Friday, October 11, 2019

Q&A with Marc Grossberg


Marc Grossberg is the author of the new novel The Best People, which takes place in the Houston legal world. He has practiced law for more than 50 years, and he lives in Houston.

Q: How did you come up with the idea for The Best People, and for your character Paddy?

A: I was at a family event at a Marriott in Houston and went to the bathroom. I heard female voices. At first I thought they came through the vent but then I realized I was in the women’s restroom. Not wanting to be thought of as a pervert, I made an anxious, stealth departure.

Then, I wondered what if someone heard a conversation they weren’t supposed to hear in a place where the speakers thought they had privacy. Although that scene doesn’t come until late in the book, the entire plot spun from that.

Q: What impact has your legal career had on your fiction writing?

A: It certainly slowed me down. I used to work very long hours. The first draft of The Best People was written in 1996. Got that? Twenty-three years in the making. I didn’t really devote important time to making it a pretty good book until 2009 and by that time I was 68.

On the other hand, of course, it provided me with a way to invite readers into the world of law and lawyers. My hope is to capture some portions of them in a way that will entertain and inform.

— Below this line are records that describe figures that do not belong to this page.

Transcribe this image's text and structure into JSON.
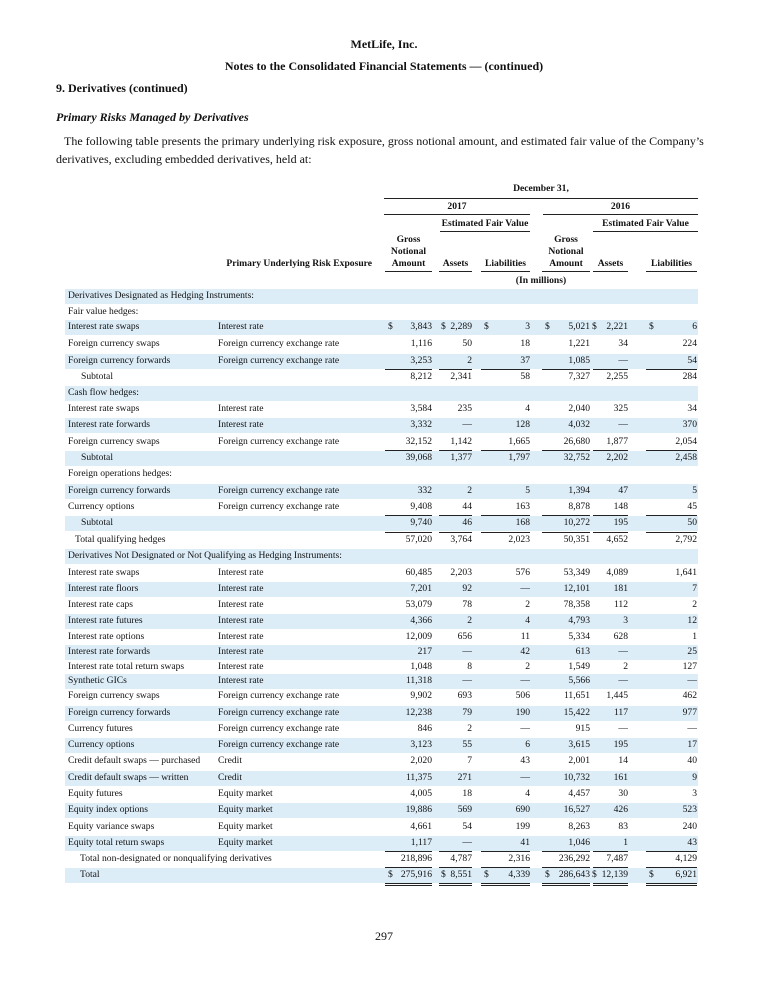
{
  "header": {
    "company": "MetLife, Inc.",
    "title": "Notes to the Consolidated Financial Statements — (continued)"
  },
  "section": "9. Derivatives (continued)",
  "subsection": "Primary Risks Managed by Derivatives",
  "intro": "The following table presents the primary underlying risk exposure, gross notional amount, and estimated fair value of the Company’s derivatives, excluding embedded derivatives, held at:",
  "table": {
    "date": "December 31,",
    "years": [
      "2017",
      "2016"
    ],
    "fair_value": [
      "Estimated Fair Value",
      "Estimated Fair Value"
    ],
    "columns": [
      "Gross Notional Amount",
      "Assets",
      "Liabilities",
      "Gross Notional Amount",
      "Assets",
      "Liabilities"
    ],
    "risk_header": "Primary Underlying Risk Exposure",
    "units": "(In millions)",
    "rows": [
      {
        "label": "Derivatives Designated as Hedging Instruments:"
      },
      {
        "label": "Fair value hedges:"
      },
      {
        "label": "Interest rate swaps",
        "risk": "Interest rate",
        "cells": [
          [
            "$",
            "3,843"
          ],
          [
            "$",
            "2,289"
          ],
          [
            "$",
            "3"
          ],
          [
            "$",
            "5,021"
          ],
          [
            "$",
            "2,221"
          ],
          [
            "$",
            "6"
          ]
        ]
      },
      {
        "label": "Foreign currency swaps",
        "risk": "Foreign currency exchange rate",
        "cells": [
          "1,116",
          "50",
          "18",
          "1,221",
          "34",
          "224"
        ]
      },
      {
        "label": "Foreign currency forwards",
        "risk": "Foreign currency exchange rate",
        "cells": [
          "3,253",
          "2",
          "37",
          "1,085",
          "—",
          "54"
        ]
      },
      {
        "label": "Subtotal",
        "cells": [
          "8,212",
          "2,341",
          "58",
          "7,327",
          "2,255",
          "284"
        ]
      },
      {
        "label": "Cash flow hedges:"
      },
      {
        "label": "Interest rate swaps",
        "risk": "Interest rate",
        "cells": [
          "3,584",
          "235",
          "4",
          "2,040",
          "325",
          "34"
        ]
      },
      {
        "label": "Interest rate forwards",
        "risk": "Interest rate",
        "cells": [
          "3,332",
          "—",
          "128",
          "4,032",
          "—",
          "370"
        ]
      },
      {
        "label": "Foreign currency swaps",
        "risk": "Foreign currency exchange rate",
        "cells": [
          "32,152",
          "1,142",
          "1,665",
          "26,680",
          "1,877",
          "2,054"
        ]
      },
      {
        "label": "Subtotal",
        "cells": [
          "39,068",
          "1,377",
          "1,797",
          "32,752",
          "2,202",
          "2,458"
        ]
      },
      {
        "label": "Foreign operations hedges:"
      },
      {
        "label": "Foreign currency forwards",
        "risk": "Foreign currency exchange rate",
        "cells": [
          "332",
          "2",
          "5",
          "1,394",
          "47",
          "5"
        ]
      },
      {
        "label": "Currency options",
        "risk": "Foreign currency exchange rate",
        "cells": [
          "9,408",
          "44",
          "163",
          "8,878",
          "148",
          "45"
        ]
      },
      {
        "label": "Subtotal",
        "cells": [
          "9,740",
          "46",
          "168",
          "10,272",
          "195",
          "50"
        ]
      },
      {
        "label": "Total qualifying hedges",
        "cells": [
          "57,020",
          "3,764",
          "2,023",
          "50,351",
          "4,652",
          "2,792"
        ]
      },
      {
        "label": "Derivatives Not Designated or Not Qualifying as Hedging Instruments:"
      },
      {
        "label": "Interest rate swaps",
        "risk": "Interest rate",
        "cells": [
          "60,485",
          "2,203",
          "576",
          "53,349",
          "4,089",
          "1,641"
        ]
      },
      {
        "label": "Interest rate floors",
        "risk": "Interest rate",
        "cells": [
          "7,201",
          "92",
          "—",
          "12,101",
          "181",
          "7"
        ]
      },
      {
        "label": "Interest rate caps",
        "risk": "Interest rate",
        "cells": [
          "53,079",
          "78",
          "2",
          "78,358",
          "112",
          "2"
        ]
      },
      {
        "label": "Interest rate futures",
        "risk": "Interest rate",
        "cells": [
          "4,366",
          "2",
          "4",
          "4,793",
          "3",
          "12"
        ]
      },
      {
        "label": "Interest rate options",
        "risk": "Interest rate",
        "cells": [
          "12,009",
          "656",
          "11",
          "5,334",
          "628",
          "1"
        ]
      },
      {
        "label": "Interest rate forwards",
        "risk": "Interest rate",
        "cells": [
          "217",
          "—",
          "42",
          "613",
          "—",
          "25"
        ]
      },
      {
        "label": "Interest rate total return swaps",
        "risk": "Interest rate",
        "cells": [
          "1,048",
          "8",
          "2",
          "1,549",
          "2",
          "127"
        ]
      },
      {
        "label": "Synthetic GICs",
        "risk": "Interest rate",
        "cells": [
          "11,318",
          "—",
          "—",
          "5,566",
          "—",
          "—"
        ]
      },
      {
        "label": "Foreign currency swaps",
        "risk": "Foreign currency exchange rate",
        "cells": [
          "9,902",
          "693",
          "506",
          "11,651",
          "1,445",
          "462"
        ]
      },
      {
        "label": "Foreign currency forwards",
        "risk": "Foreign currency exchange rate",
        "cells": [
          "12,238",
          "79",
          "190",
          "15,422",
          "117",
          "977"
        ]
      },
      {
        "label": "Currency futures",
        "risk": "Foreign currency exchange rate",
        "cells": [
          "846",
          "2",
          "—",
          "915",
          "—",
          "—"
        ]
      },
      {
        "label": "Currency options",
        "risk": "Foreign currency exchange rate",
        "cells": [
          "3,123",
          "55",
          "6",
          "3,615",
          "195",
          "17"
        ]
      },
      {
        "label": "Credit default swaps — purchased",
        "risk": "Credit",
        "cells": [
          "2,020",
          "7",
          "43",
          "2,001",
          "14",
          "40"
        ]
      },
      {
        "label": "Credit default swaps — written",
        "risk": "Credit",
        "cells": [
          "11,375",
          "271",
          "—",
          "10,732",
          "161",
          "9"
        ]
      },
      {
        "label": "Equity futures",
        "risk": "Equity market",
        "cells": [
          "4,005",
          "18",
          "4",
          "4,457",
          "30",
          "3"
        ]
      },
      {
        "label": "Equity index options",
        "risk": "Equity market",
        "cells": [
          "19,886",
          "569",
          "690",
          "16,527",
          "426",
          "523"
        ]
      },
      {
        "label": "Equity variance swaps",
        "risk": "Equity market",
        "cells": [
          "4,661",
          "54",
          "199",
          "8,263",
          "83",
          "240"
        ]
      },
      {
        "label": "Equity total return swaps",
        "risk": "Equity market",
        "cells": [
          "1,117",
          "—",
          "41",
          "1,046",
          "1",
          "43"
        ]
      },
      {
        "label": "Total non-designated or nonqualifying derivatives",
        "cells": [
          "218,896",
          "4,787",
          "2,316",
          "236,292",
          "7,487",
          "4,129"
        ]
      },
      {
        "label": "Total",
        "cells": [
          [
            "$",
            "275,916"
          ],
          [
            "$",
            "8,551"
          ],
          [
            "$",
            "4,339"
          ],
          [
            "$",
            "286,643"
          ],
          [
            "$",
            "12,139"
          ],
          [
            "$",
            "6,921"
          ]
        ]
      }
    ]
  },
  "page_number": "297"
}
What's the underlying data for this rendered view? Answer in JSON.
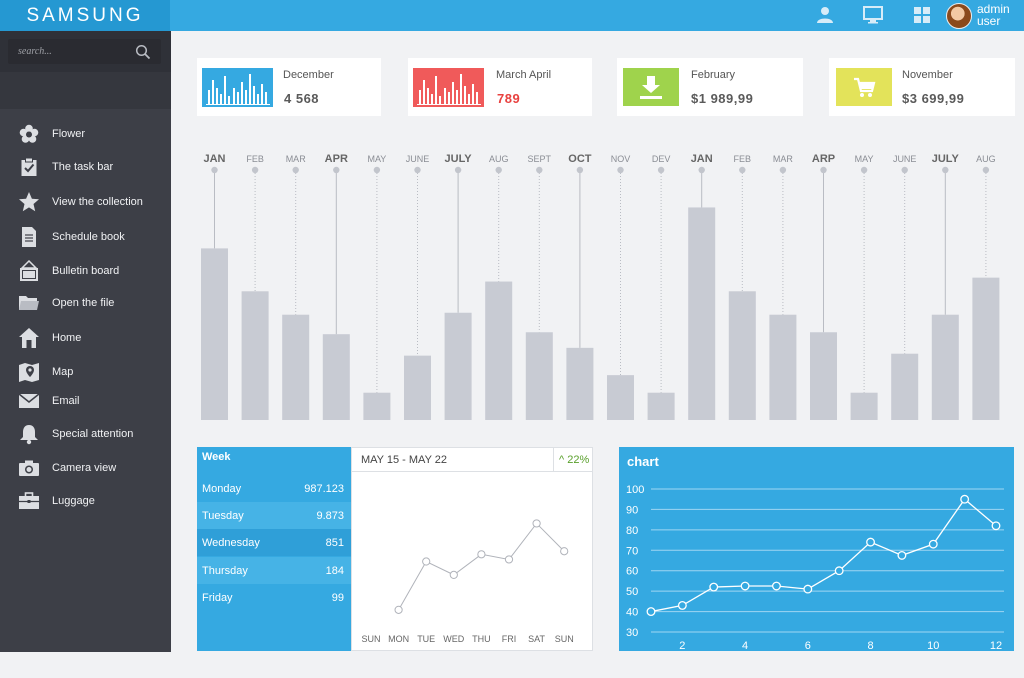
{
  "header": {
    "logo": "SAMSUNG",
    "user_label": "admin user",
    "icons": [
      "user-icon",
      "monitor-icon",
      "grid-icon"
    ]
  },
  "search": {
    "placeholder": "search..."
  },
  "sidebar": {
    "items": [
      {
        "label": "Flower",
        "icon": "flower-icon"
      },
      {
        "label": "The task bar",
        "icon": "clipboard-icon"
      },
      {
        "label": "View the collection",
        "icon": "star-icon"
      },
      {
        "label": "Schedule book",
        "icon": "document-icon"
      },
      {
        "label": "Bulletin board",
        "icon": "board-icon"
      },
      {
        "label": "Open the file",
        "icon": "folder-icon"
      },
      {
        "label": "Home",
        "icon": "home-icon"
      },
      {
        "label": "Map",
        "icon": "map-icon"
      },
      {
        "label": "Email",
        "icon": "mail-icon"
      },
      {
        "label": "Special attention",
        "icon": "bell-icon"
      },
      {
        "label": "Camera view",
        "icon": "camera-icon"
      },
      {
        "label": "Luggage",
        "icon": "briefcase-icon"
      }
    ]
  },
  "cards": [
    {
      "title": "December",
      "value": "4 568",
      "accent": "#35a9e1",
      "value_color": "#5a5a5a",
      "icon": "mini-bars-icon"
    },
    {
      "title": "March April",
      "value": "789",
      "accent": "#f05a5a",
      "value_color": "#e8413f",
      "icon": "mini-bars-icon"
    },
    {
      "title": "February",
      "value": "$1 989,99",
      "accent": "#9fd34c",
      "value_color": "#5a5a5a",
      "icon": "download-icon"
    },
    {
      "title": "November",
      "value": "$3 699,99",
      "accent": "#e3e35a",
      "value_color": "#5a5a5a",
      "icon": "cart-icon"
    }
  ],
  "chart_data": [
    {
      "type": "bar",
      "title": "",
      "categories": [
        "JAN",
        "FEB",
        "MAR",
        "APR",
        "MAY",
        "JUNE",
        "JULY",
        "AUG",
        "SEPT",
        "OCT",
        "NOV",
        "DEV",
        "JAN",
        "FEB",
        "MAR",
        "ARP",
        "MAY",
        "JUNE",
        "JULY",
        "AUG"
      ],
      "bold_categories": [
        "JAN",
        "APR",
        "JULY",
        "OCT",
        "ARP"
      ],
      "values": [
        88,
        66,
        54,
        44,
        14,
        33,
        55,
        71,
        45,
        37,
        23,
        14,
        109,
        66,
        54,
        45,
        14,
        34,
        54,
        73
      ],
      "ylim": [
        0,
        120
      ],
      "color": "#c8cbd3"
    },
    {
      "type": "line",
      "title": "MAY 15 - MAY 22",
      "change": "^ 22%",
      "categories": [
        "SUN",
        "MON",
        "TUE",
        "WED",
        "THU",
        "FRI",
        "SAT",
        "SUN"
      ],
      "values": [
        null,
        0,
        47,
        34,
        54,
        49,
        84,
        57
      ],
      "ylim": [
        -5,
        100
      ]
    },
    {
      "type": "line",
      "title": "chart",
      "x": [
        1,
        2,
        3,
        4,
        5,
        6,
        7,
        8,
        9,
        10,
        11,
        12
      ],
      "values": [
        40,
        43,
        52,
        52.5,
        52.5,
        51,
        60,
        74,
        67.5,
        73,
        95,
        82
      ],
      "xticks": [
        2,
        4,
        6,
        8,
        10,
        12
      ],
      "yticks": [
        30,
        40,
        50,
        60,
        70,
        80,
        90,
        100
      ],
      "ylim": [
        30,
        100
      ],
      "xlim": [
        1,
        12
      ]
    }
  ],
  "week": {
    "header": "Week",
    "rows": [
      {
        "day": "Monday",
        "value": "987.123"
      },
      {
        "day": "Tuesday",
        "value": "9.873"
      },
      {
        "day": "Wednesday",
        "value": "851"
      },
      {
        "day": "Thursday",
        "value": "184"
      },
      {
        "day": "Friday",
        "value": "99"
      }
    ],
    "row_colors": [
      "#35a9e1",
      "#46b3e6",
      "#2f9fd8",
      "#46b3e6",
      "#35a9e1"
    ]
  }
}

Q: The novel takes place in Houston--how important is setting to you in your writing?

A: I could answer that in one word – “totally.” Houston is the greatest meritocracy I know of. It is the most diverse city in the United States. It is exciting and interesting. It is and always has been a “can do” place, where too good to be true hasn’t stopped success.

We’ve produced some amazingly wonderful and terrible over-the-top people. It is wide open for people to succeed and fail in whatever drives their passion or their greed or their desire for recognition and respect.  

Q: What do you hope readers take away from the story?

A: That they had a fun yet contemplative time reading about how an overwhelming desire for recognition and respect can conflict with one’s sense of right and wrong, that Houston is an amazing place that produces larger than life characters, and that everyone has a chance to achieve their goals.

Q: What are you working on now?

A: A second novel, which is a cold case murder mystery set in Houston and loosely based on real events, tuning up some short stories, a play about Thurgood Marshall and Jack Greenberg, and mostly a long personal essay about Going Where My Green Light Tells Me the Intersection Might be Interesting, Living in the NOW, and accepting the consequences of all the choices you have made as you move forward.

People who have read The Best People tell me they are expecting a sequel because they love Paddy Moran, the main character.  Who knows?

Q: Anything else we should know?

A: I’m a really happy person. My oldest daughter calls me Benjamin Button because she thinks I’m getting younger. Like Dylan wrote in My Back Pages, “I was so much older then. I’m younger than that now.”

I feel truly fortunate to have a loving family, good friends, good health, no responsibilities that I don’t consciously choose to assume, no entangling, troubled relationships and the absurd absolute conviction that it isn’t too late for me to do anything.